Opinión · La realidad y el deseo

Decir que no

La huelga general convocada no supone sólo una movilización en apoyo de los sindicatos. La huelga no es sólo una protesta contra el Gobierno del PSOE. Desde luego, merecen apoyo las consideraciones sindicales sobre la reforma laboral y la pendiente insolidaria que se agudiza con las novedades introducidas en el mercado de trabajo, la revisión de las pensiones, el retraso de la edad de jubilación y el deterioro del compromiso público de las cajas de ahorros. Desde luego, el Gobierno merece una protesta clara por haber capitaneado un bloque neoliberal en el que se integran también el PP y los nacionalismos conservadores. Pero nos equivocaríamos si cayésemos en la trampa de pensar que se trata sólo de apoyar a los sindicatos o de protestar contra el PSOE. Hay cosas más serias en juego. Por ejemplo, el sentido de la democracia europea.

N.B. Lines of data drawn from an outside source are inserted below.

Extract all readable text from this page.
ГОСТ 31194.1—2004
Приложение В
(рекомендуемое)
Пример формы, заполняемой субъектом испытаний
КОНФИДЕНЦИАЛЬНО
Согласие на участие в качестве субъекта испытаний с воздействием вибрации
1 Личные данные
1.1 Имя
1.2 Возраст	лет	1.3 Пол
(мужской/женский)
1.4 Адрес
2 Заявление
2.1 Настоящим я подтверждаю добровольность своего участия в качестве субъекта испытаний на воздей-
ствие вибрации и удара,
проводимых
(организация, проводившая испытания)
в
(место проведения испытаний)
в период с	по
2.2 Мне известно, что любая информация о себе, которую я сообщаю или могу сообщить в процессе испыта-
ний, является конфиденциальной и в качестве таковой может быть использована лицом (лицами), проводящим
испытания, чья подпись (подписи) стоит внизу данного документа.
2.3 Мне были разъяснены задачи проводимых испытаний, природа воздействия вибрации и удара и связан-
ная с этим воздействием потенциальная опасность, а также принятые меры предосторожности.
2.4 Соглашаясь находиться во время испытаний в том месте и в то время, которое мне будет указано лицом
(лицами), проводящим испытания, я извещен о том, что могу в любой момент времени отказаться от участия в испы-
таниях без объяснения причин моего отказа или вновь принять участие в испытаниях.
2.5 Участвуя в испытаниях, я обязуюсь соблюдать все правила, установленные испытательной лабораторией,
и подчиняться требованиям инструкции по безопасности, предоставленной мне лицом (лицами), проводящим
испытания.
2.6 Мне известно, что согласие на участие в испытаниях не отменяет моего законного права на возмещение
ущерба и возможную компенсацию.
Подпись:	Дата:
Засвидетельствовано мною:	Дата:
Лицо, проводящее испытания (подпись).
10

La policía franquista tiroteó en julio de 1970, en Granada, a unos obreros de la construcción que exigían dignidad para sus condiciones laborales. Asesinaron a Antonio Cristóbal Ibáñez, Manuel Sánchez Mesa y Antonio Huertas. Todavía recuerdo sus nombres. Yo era un adolescente que veraneaba con un tío paterno emigrado a París. Tomé conciencia de lo que pasaba en mi ciudad a través de un chiste malhumorado. Los obreros de Granada son pájaros, comentó mi tío Manolo. La policía ha disparado al aire y han caído tres. Más tarde, en la Universidad, participé en discusiones que valoraban si aquellos obreros habían muerto luchando contra la dictadura o a favor de sus condiciones laborales. Como ya había leído a los novelistas sociales Armando López Salinas, Antonio Ferres, Jesús López Pacheco, Alfonso  Grosso o Juan Goytisolo, comprendí enseguida que resultan inseparables la lucha por la libertad y la dignificación del trabajo. La verdadera democracia no es concebible sin una vida laboral digna y el movimiento sindical es el exponente más profundo de la libertad social. La policía franquista no defendía únicamente el orden maniático y agresivo de un dictador. Procuraba también mantener un sistema basado en la humillación de los trabajadores y las desigualdades sociales.

Un convenio laboral justo es la encarnación en el mundo cotidiano de la idea del Estado democrático. Es el espacio público de nuestra jornada, algo así como la seguridad social o la educación gratuita de nuestros puestos de trabajo. La pretensión de un Estado con derechos universales, amparador, en el que se reformaron las leyes para limitar la avaricia de los especuladores, coincidió con una legislación laboral dispuesta a defender a todos los ciudadanos. Por eso la contrarreforma laboral condensa hoy la idea de un Estado débil socialmente, o sea, del Estado fuerte sólo para imponer medidas al servicio de los poderes económicos. Se trata de un Estado poco democrático, si es que entendemos por democracia algo más que el derecho al voto. Quienes afirman en alto que la reforma laboral sirve para crear empleo o para buscar nuevas formulaciones del Estado del bienestar, mienten. La tendencia precipita las costumbres económicas en sentido contrario y de forma irreversible. Quienes se encogen de hombros y dicen por lo bajo que son exigencias injustas de la realidad, no hacen más que asumir el fin de la política democrática. Por ese camino podemos cerrar los parlamentos y dejarnos gobernar por el FMI.

Europa rueda por un camino donde las necesidades de un banco o los quiebros de un especulador sustituyen la soberanía de los ciudadanos. ¿Implica alguna diferencia elegir? ¿Es lo mismo votar a Elena Salgado que a Rodrigo de Rato y Figaredo? Esa es la pregunta que nos jugamos el 29 de septiembre. Si queremos que un proyecto socialdemócrata sea diferente a una consigna neoliberal, debemos aprender a decir que no. Los mercados neoliberales no sólo privatizan espacios públicos. También han privatizado a los ciudadanos europeos. Somos ciudadanos privatizados, seres privados de la capacidad de decirle que no a los nuevos señoritos. La huelga general está convocada contra ese proceso y contra el olvido de muchos siglos de lucha por la igualdad. Estoy convencido de que, al margen de situaciones coyunturales, el éxito de esta huelga irá contra los intereses que representa el PP y a favor de las bases socialistas que necesitan un futuro distinto para Europa. Hay que dejar de comulgar con ruedas de molino.